Entscheidungsstichwort (Thema)
Vertragsärztliche Versorgung. Überversorgung. partielle Öffnung eines Planungsbereichs. Ermessensausübung der Zulassungsgremien. Berücksichtigung der räumlichen Verteilung der Vertragsarztsitze. Abstellen auf das Vorhalten eines offenen MRT bei hälftigem Versorgungsauftrag der Fachgruppe Radiologie
Leitsatz (amtlich)
1. Eine Auswahlentscheidung nach partieller Öffnung eines Planungsbereichs hat auch die räumliche Verteilung der Ärzte der Fachgruppe innerhalb einer Raumordnungsregion zu berücksichtigen.
2. Die Ermessensausübung muss berücksichtigen, ob nicht bestehende Ermächtigungen durch eine Zulassung ganz oder teilweise abgebaut werden können und ob deren Umfang nicht gerade auf einen Bedarf am geplanten Sitz eines Bewerbers hindeutet.
3. Wird für die Auswahlentscheidung wesentlich auf das Vorhalten eines offenen MRT abgestellt, reicht der Hinweis auf 46 Kostenerstattungsanträge im Quartal bzw von 6,2 % der durchschnittlichen Fallzahl der Fachgruppe Radiologie in Bezug auf einen hälftigen Versorgungsauftrag nicht aus.
Tenor
1. Unter Aufhebung des Beschlusses vom 04.03.2015 wird der Beklagte verurteilt, über den Widerspruch der Klägerin unter Beachtung der Rechtsauffassung des Gerichts neu zu entscheiden.

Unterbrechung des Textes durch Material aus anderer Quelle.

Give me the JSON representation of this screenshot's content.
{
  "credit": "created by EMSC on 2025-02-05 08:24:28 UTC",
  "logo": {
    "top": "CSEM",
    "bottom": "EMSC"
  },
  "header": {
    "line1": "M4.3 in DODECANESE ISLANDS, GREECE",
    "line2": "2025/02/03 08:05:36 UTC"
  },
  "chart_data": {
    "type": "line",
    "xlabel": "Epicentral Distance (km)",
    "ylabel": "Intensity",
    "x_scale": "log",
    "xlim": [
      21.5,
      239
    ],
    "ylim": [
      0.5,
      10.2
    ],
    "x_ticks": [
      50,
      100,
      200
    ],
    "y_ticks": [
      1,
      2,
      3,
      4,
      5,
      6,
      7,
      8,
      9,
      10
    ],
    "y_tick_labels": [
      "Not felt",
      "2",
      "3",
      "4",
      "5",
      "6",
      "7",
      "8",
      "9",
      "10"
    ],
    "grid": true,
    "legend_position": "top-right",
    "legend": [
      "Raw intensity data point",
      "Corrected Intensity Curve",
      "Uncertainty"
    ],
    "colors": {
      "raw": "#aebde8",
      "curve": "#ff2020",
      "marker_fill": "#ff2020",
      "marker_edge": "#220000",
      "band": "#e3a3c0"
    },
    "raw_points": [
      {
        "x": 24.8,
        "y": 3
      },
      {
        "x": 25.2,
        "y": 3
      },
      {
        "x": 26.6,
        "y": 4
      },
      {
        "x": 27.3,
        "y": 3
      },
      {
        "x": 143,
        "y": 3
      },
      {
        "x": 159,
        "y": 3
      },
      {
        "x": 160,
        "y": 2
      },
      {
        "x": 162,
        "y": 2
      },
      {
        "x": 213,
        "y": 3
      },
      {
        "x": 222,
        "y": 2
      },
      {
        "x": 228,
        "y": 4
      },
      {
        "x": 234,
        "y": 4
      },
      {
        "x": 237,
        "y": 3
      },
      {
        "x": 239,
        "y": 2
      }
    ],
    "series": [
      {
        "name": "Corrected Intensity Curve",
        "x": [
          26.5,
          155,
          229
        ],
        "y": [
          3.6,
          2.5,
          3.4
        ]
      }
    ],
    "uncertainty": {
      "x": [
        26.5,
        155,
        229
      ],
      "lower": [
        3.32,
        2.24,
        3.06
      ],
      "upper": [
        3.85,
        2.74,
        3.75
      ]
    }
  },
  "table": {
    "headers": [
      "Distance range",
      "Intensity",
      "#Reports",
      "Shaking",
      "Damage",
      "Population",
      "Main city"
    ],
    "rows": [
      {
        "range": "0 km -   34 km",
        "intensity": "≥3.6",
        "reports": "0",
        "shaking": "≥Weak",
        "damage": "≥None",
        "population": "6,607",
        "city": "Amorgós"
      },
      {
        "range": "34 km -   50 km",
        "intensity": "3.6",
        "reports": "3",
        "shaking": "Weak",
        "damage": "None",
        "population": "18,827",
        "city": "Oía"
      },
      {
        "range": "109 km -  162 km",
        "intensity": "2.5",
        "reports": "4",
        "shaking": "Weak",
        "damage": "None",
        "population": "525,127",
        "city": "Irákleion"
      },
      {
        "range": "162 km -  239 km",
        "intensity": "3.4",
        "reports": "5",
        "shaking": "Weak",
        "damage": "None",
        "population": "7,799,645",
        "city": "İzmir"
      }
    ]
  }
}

2. Der Beklagte hat die Gerichtskosten und die notwendigen außergerichtlichen Kosten der Klägerin zu tragen. Weitere Kosten sind nicht zu erstatten.
Tatbestand
Die Beteiligten streiten im Rahmen einer aktiven Konkurrentenklage um die Vergabe eines hälftigen Vertragsarztsitzes für einen Radiologen/eine Radiologin in der Raumordnungsregion Mittelhessen nach partieller Öffnung.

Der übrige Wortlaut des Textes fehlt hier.